By: Gabriela Yareliz
Us 90s girls— we all wanted to be a rom-com journalist when we were kids. I would be lying if I said otherwise. We lived in the golden era of magazines. Magazines shaped me deeply. I spent hours, HOURS, cutting collages and making wall posters and binder covers.

I just thought we would look at some of the magazines that were so iconic in my youth- all print versions defunct.
I think we need a renaissance. The kids are weird these days, and it’s because we have thrown away everything that is golden.
The American Girl Magazine (1992-2019)
It included art work from readers, craft ideas, the Giggle Gang games and excerpts from Amelia’s Notebook (my fav). I still remember this spring issue. I died (and went to heaven) when it arrived.

A classic.

Next, Teen People (1998-2006). This was one that had us all fan girling over the cover shoots. Never forget these iconic covers. The interviews were substantive compared to other teeny bopper magazines. We got the tea.

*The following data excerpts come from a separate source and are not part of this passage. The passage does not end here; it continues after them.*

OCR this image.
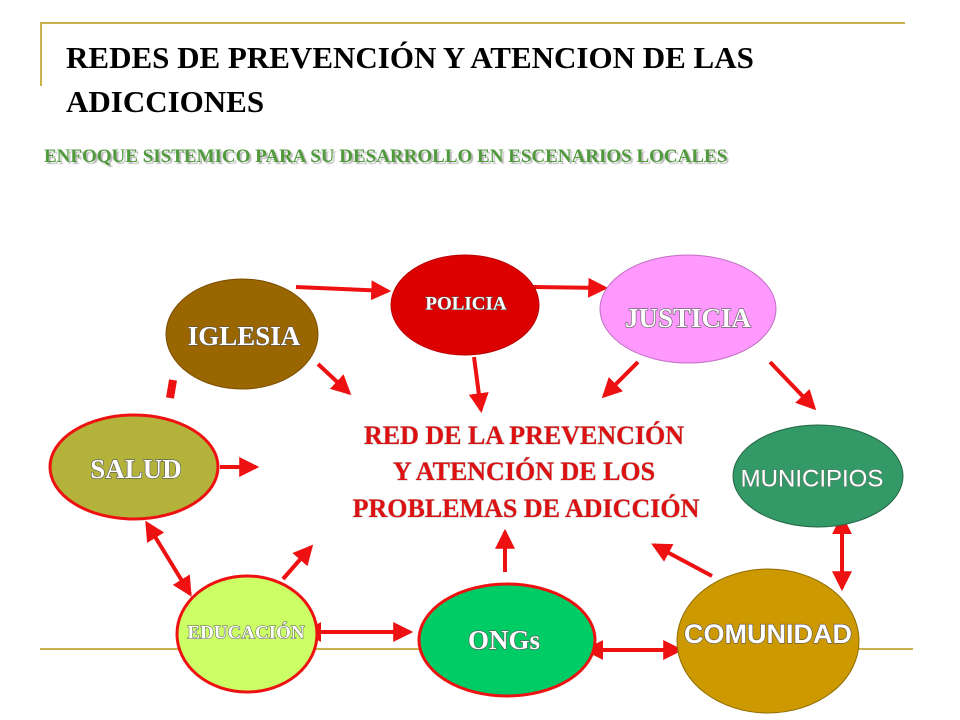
REDES DE PREVENCIÓN Y ATENCION DE LAS ADICCIONES

ENFOQUE SISTEMICO PARA SU DESARROLLO EN ESCENARIOS LOCALES

IGLESIA
POLICIA	JUSTICIA
SALUD	MUNICIPIOS
EDUCACIÓN	ONGs	COMUNIDAD
RED DE LA PREVENCIÓN
Y ATENCIÓN DE LOS
PROBLEMAS DE ADICCIÓN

Cosmo Girl (1999-2008)— the quizzes were everything. These issues would teach you how to stir the pot with your crush. Ha. We felt very grown up reading these. This was the Gossip Girl version of magazines for teens. Toxic but glossy.


Seventeen Magazine (1944-2018)
This was probably my favorite one in my teen years. It had a letter from the Editor-in-Chief Atoosa Rubenstein. (Atoosa was everything!!) I will never forget when I wrote to her by email, and she replied. You don’t forget those things. It meant the world to me. She had a very distinctive writing voice. We had just moved to Florida. If my mom said I could get a mag, this is the one I reached for. I taped that email reply to the wall. God bless, Seventeen. For all of its flaws, it was an anchor for many of us.

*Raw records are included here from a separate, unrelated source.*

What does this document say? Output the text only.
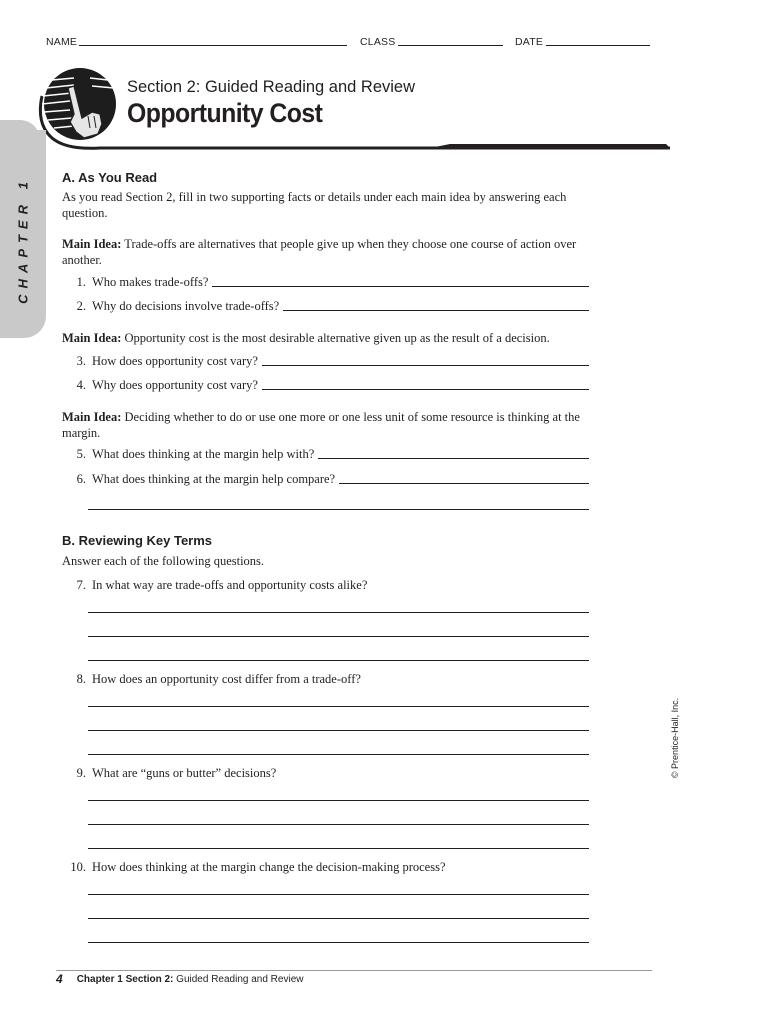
NAME	CLASS	DATE
Section 2: Guided Reading and Review
Opportunity Cost
CHAPTER 1 A. As You Read
As you read Section 2, fill in two supporting facts or details under each main idea by answering each question.
Main Idea: Trade-offs are alternatives that people give up when they choose one course of action over another.
1. Who makes trade-offs?
2. Why do decisions involve trade-offs?
Main Idea: Opportunity cost is the most desirable alternative given up as the result of a decision.
3. How does opportunity cost vary?
4. Why does opportunity cost vary?
Main Idea: Deciding whether to do or use one more or one less unit of some resource is thinking at the margin.
5. What does thinking at the margin help with?
6. What does thinking at the margin help compare?
B. Reviewing Key Terms
Answer each of the following questions.
7. In what way are trade-offs and opportunity costs alike?
8. How does an opportunity cost differ from a trade-off?
9. What are “guns or butter” decisions?
10. How does thinking at the margin change the decision-making process?
© Prentice-Hall, Inc.
4 Chapter 1 Section 2: Guided Reading and Review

Magazines ran the late 90s and early 2000s. Digital is not the same. There was nothing like sniffing those perfume sample pages and taking a scissor to a crisp photograph that you thought needed to be immortalized with a spot on the wall.
It’s not so much that we wanted to be the featured celebrity. No. We wanted to be the editor. Some of us still want to be Jenna Rink.